You are limited to working 12 hours in a single tour of duty. Depending on the agreement your railroad and/or terminal operates under, you may or may not go on overtime at 8 hours. Working beyond 12 hours is a violation of the 2008 Railroad Safety Improvement Act, so it's a big deal. However, you may be waiting on a siding and hit 12 hours and it's another 2 hours before the relief crew shows up. You are entitled at that point to your rest time plus any time extra you waited. You cannot perform any work during time over 12 hours or someone will get in trouble, so it is your responsibility to make sure you have done all the work you can do and if not, notified the dispatcher, yardmaster or trainmaster in charge of the territory you're on.
As the low man in seniority, expect to work the worst jobs on the railroad. You will work on holidays, you will work in the snow, you will work at night, you will sweat in the summertime, the days will run together and you will not see your family. Just about the time you reach the top of the extra board, you will be bumped and you will miss out on collecting guarantee for the day. You will probably be furloughed, so don't burn any bridges with your previous employer, since you may be back asking for part time work.

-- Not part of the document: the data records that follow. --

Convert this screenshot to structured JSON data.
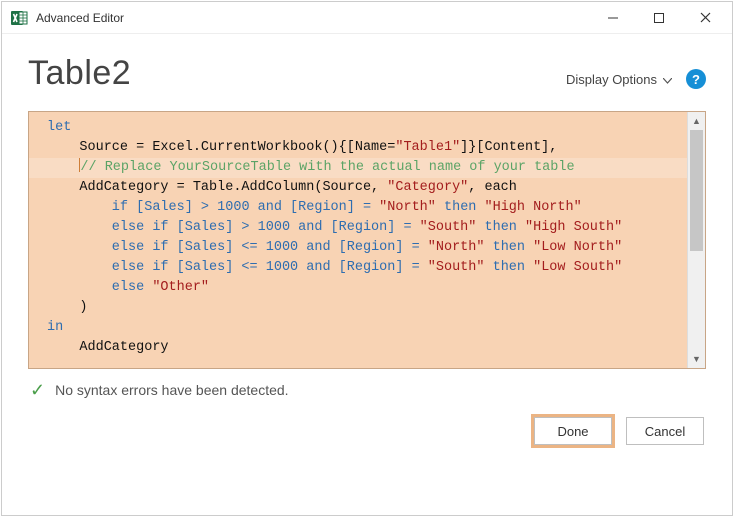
{
  "titlebar": {
    "title": "Advanced Editor"
  },
  "header": {
    "title": "Table2",
    "display_options": "Display Options",
    "help_glyph": "?"
  },
  "code": {
    "let": "let",
    "in": "in",
    "source_lhs": "    Source = Excel.CurrentWorkbook(){[Name=",
    "table1": "\"Table1\"",
    "source_rhs": "]}[Content],",
    "comment": "// Replace YourSourceTable with the actual name of your table",
    "addcat_lhs": "    AddCategory = Table.AddColumn(Source, ",
    "category": "\"Category\"",
    "addcat_rhs": ", each",
    "if1_pre": "        if [Sales] > ",
    "num1000": "1000",
    "and_region_eq": " and [Region] = ",
    "north": "\"North\"",
    "south": "\"South\"",
    "then": " then ",
    "high_north": "\"High North\"",
    "high_south": "\"High South\"",
    "low_north": "\"Low North\"",
    "low_south": "\"Low South\"",
    "elseif_gt": "        else if [Sales] > ",
    "elseif_le": "        else if [Sales] <= ",
    "else": "        else ",
    "other": "\"Other\"",
    "paren": "    )",
    "addcat_final": "    AddCategory",
    "indent": "    "
  },
  "status": {
    "text": "No syntax errors have been detected."
  },
  "buttons": {
    "done": "Done",
    "cancel": "Cancel"
  }
}
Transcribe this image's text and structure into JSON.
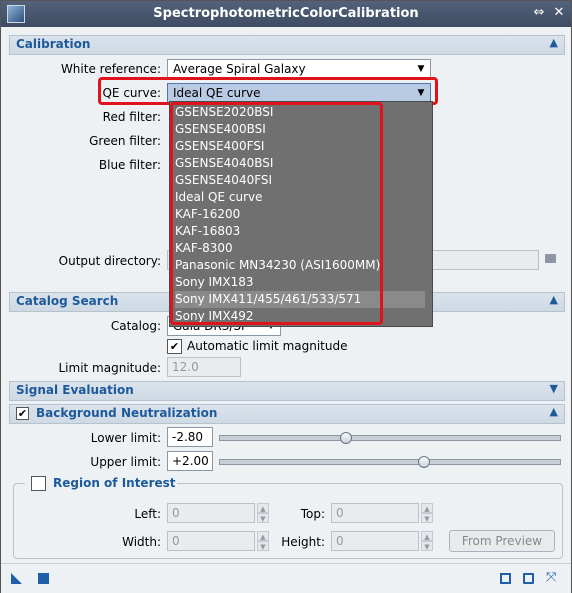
{
  "window": {
    "title": "SpectrophotometricColorCalibration"
  },
  "sections": {
    "calibration": "Calibration",
    "catalog_search": "Catalog Search",
    "signal_evaluation": "Signal Evaluation",
    "background_neutralization": "Background Neutralization"
  },
  "calibration": {
    "white_reference_label": "White reference:",
    "white_reference_value": "Average Spiral Galaxy",
    "qe_curve_label": "QE curve:",
    "qe_curve_value": "Ideal QE curve",
    "red_filter_label": "Red filter:",
    "green_filter_label": "Green filter:",
    "blue_filter_label": "Blue filter:",
    "output_directory_label": "Output directory:"
  },
  "qe_curve_options": [
    "GSENSE2020BSI",
    "GSENSE400BSI",
    "GSENSE400FSI",
    "GSENSE4040BSI",
    "GSENSE4040FSI",
    "Ideal QE curve",
    "KAF-16200",
    "KAF-16803",
    "KAF-8300",
    "Panasonic MN34230 (ASI1600MM)",
    "Sony IMX183",
    "Sony IMX411/455/461/533/571",
    "Sony IMX492"
  ],
  "catalog_search": {
    "catalog_label": "Catalog:",
    "catalog_value": "Gaia DR3/SP",
    "auto_limit_label": "Automatic limit magnitude",
    "limit_magnitude_label": "Limit magnitude:",
    "limit_magnitude_value": "12.0"
  },
  "background": {
    "lower_limit_label": "Lower limit:",
    "lower_limit_value": "-2.80",
    "upper_limit_label": "Upper limit:",
    "upper_limit_value": "+2.00",
    "lower_slider_fraction": 0.37,
    "upper_slider_fraction": 0.6
  },
  "roi": {
    "title": "Region of Interest",
    "left_label": "Left:",
    "left_value": "0",
    "top_label": "Top:",
    "top_value": "0",
    "width_label": "Width:",
    "width_value": "0",
    "height_label": "Height:",
    "height_value": "0",
    "from_preview_label": "From Preview"
  },
  "icons": {
    "checkmark": "✔",
    "combo_arrow": "▼",
    "collapse": "⏶",
    "expand": "⏷"
  },
  "colors": {
    "accent": "#1d5a9c",
    "highlight": "#e0121b",
    "titlebar": "#4a5870"
  }
}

Working for the railroad may seem like just another job, but it is not even close. You will realize that when you are ten times out on the extra board as a snowstorm is arriving with no chance of getting called for work. Sure enough, as the storm rolls in, you are called. Just as your rest day approaches and you will get some well deserved time off, the phone will ring at 2359, one minute before you are off for the next day. When you are wanting to get home quickly from the away from home terminal and its looking like you are lined up for the hot Z train, you get called for the junk train with work at terminals along the way. You'll probably go dead halfway home and arrive just as the wife and kids are headed off to work and school. Sure enough, you are called just as they return from soccer practice and a long day at the office. It's like that every day, weeks, months and years on end. It's not hard work, but it will wear on you.
I work in the US, so I can't comment on what you may experience in Canada. However, railroading is railroading, so I expect our brethren north of the 49th parallel experience much of the same we do in the US, hours of service laws notwithstanding.